Où se situe la limite entre le trop et le trop peu lorsqu’on a une pratique sportive ? Qu’est-ce qu’un excès de sport ? Peut-on souffrir de bigorexie, l’addiction au sport ?

On n’aura pas la même réponse selon qu’on l’on parle d’un sportif professionnel qui s’entraîne 5 heures par jour, et pour lequel il y a un enjeu déterminant de carrière en rapport direct avec son assiduité ou d’un amateur qui met à mal les autres domaines de sa vie, professionnelle, familiale ou sociale pour se livrer à ses séances quotidiennes de musculation ou de course à pied.

Quand faire trop de sport devient un problème

On pourra parler de bigorexie, voire d’une dépendance, lorsque la personne ressent un véritable mal-être si elle râte une ou des séances. Peut-on parler de cette addiction comme d’une drogue ? On n’en n’est pas loin avec la libération d’hormones, les fameuses endorphines notamment, qui agissent comme la morphine, qui elle est bien une drogue. Les endorphines toutefois sont une aide précieuse et naturelle pour gérer les angoisses.

Une façon de gérer un mal-être, des angoisses, voire une dépression

Il est toujours fortement recommandé par le corps médical de pratiquer de l’exercice physique lorsque que l’on souffre d’anxiété ou de dépression, les effets bénéfiques du sport sont indiscutables dans la plupart des cas. Mais il arrive que la pratique intense masque un véritable mal-être, lié à un rapport difficile à son corps,  à  des angoisses ou à de l’anxiété ou encore à une faible estime de soi.
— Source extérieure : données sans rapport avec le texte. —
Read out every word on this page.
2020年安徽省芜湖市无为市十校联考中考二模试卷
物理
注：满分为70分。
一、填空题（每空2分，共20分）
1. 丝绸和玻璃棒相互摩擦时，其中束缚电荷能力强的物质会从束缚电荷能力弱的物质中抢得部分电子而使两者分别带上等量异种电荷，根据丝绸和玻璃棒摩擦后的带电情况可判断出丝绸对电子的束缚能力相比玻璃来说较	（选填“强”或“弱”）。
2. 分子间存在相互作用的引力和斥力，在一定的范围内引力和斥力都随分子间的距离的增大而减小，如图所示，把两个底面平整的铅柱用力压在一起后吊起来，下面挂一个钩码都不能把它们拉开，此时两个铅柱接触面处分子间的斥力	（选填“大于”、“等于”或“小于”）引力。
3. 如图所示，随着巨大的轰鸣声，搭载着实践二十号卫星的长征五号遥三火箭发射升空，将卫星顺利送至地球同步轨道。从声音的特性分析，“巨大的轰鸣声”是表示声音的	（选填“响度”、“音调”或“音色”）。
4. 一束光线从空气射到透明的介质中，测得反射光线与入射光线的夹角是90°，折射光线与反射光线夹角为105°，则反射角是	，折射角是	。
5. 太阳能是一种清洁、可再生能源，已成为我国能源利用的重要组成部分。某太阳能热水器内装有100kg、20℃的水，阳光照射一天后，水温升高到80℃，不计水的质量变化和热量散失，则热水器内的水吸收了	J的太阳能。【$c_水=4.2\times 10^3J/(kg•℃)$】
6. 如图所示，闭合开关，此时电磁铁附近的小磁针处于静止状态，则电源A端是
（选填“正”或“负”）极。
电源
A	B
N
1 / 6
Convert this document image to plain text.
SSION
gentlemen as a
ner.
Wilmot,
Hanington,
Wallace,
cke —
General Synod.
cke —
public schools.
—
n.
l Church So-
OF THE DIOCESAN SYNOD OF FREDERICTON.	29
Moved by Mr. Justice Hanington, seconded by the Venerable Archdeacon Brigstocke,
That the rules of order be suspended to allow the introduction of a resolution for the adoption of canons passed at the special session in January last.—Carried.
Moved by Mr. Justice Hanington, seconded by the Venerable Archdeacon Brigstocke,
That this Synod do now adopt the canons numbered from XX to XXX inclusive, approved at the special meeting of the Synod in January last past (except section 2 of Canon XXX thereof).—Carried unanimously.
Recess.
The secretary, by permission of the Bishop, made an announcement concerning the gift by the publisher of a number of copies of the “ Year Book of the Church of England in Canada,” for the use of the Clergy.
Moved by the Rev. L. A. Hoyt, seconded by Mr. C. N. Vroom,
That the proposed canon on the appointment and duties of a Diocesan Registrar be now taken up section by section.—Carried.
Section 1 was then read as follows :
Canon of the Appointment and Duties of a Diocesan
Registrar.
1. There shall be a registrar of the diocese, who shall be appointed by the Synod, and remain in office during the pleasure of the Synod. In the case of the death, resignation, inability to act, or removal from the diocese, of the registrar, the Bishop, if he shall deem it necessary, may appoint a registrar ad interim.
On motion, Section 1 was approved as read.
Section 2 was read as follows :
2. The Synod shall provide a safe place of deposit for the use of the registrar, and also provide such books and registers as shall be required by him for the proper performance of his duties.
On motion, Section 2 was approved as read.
Comment déterminer si une personne souffre d’une véritable addiction (bigorexie) ?

  • la pratique intense du sport « mange » d’autres pans de la vie : tout tourne autour de celle-ci, il y a un fort déséquilibre ;
  • si l’on rate une séance, on ressent un profond malaise, un manque, comme si on n’avait pas reçu sa « dose ». On devient irritable, en colère, anxieux, on ressent des douleurs inexpliquées…
  • on devient accroc aussi aux douleurs par le sport intensif, et il peut y avoir des conséquences physiques désagréables ;
  • il est possible la personne souffre également d’un trouble alimentaire comme l’anorexie.

Que faire pour soigner une addiction au sport ?

Commencer par prendre conscience qu’il y a un problème. Quand les effets du sport extrême décrits ci-dessus se font sentir il est temps d’agir.

Il n’y a pas de traitement à proprement parler, mais toute méthode de bien-être amenant à la prise de conscience de ce qui se cache derrière cette addiction sera la bienvenue.

Avec l’EFT, on pourra gérer le manque, surtout en période d’incapacité de la pratique, puis découvrir ce que cache cette addiction et travailler sur les causes. Avec le Reiki, outre un rééquilibrage énergétique, ce sera un moment privilégié pour véritable pause avec soit-même, une re-connexion à soi, celle que l’on s’accorde rarement dans nos vies hyper-actives. En outre, les traitements Reiki peuvent permettre de reprogrammer le mental.

Je recommande également de pratiquer une relaxation appelée cohérence cardiaque, qui présente l’avantage de gérer son anxiété de manière douce et complètement autonome. Cette méthode est très complémentaire à la pratique du sport.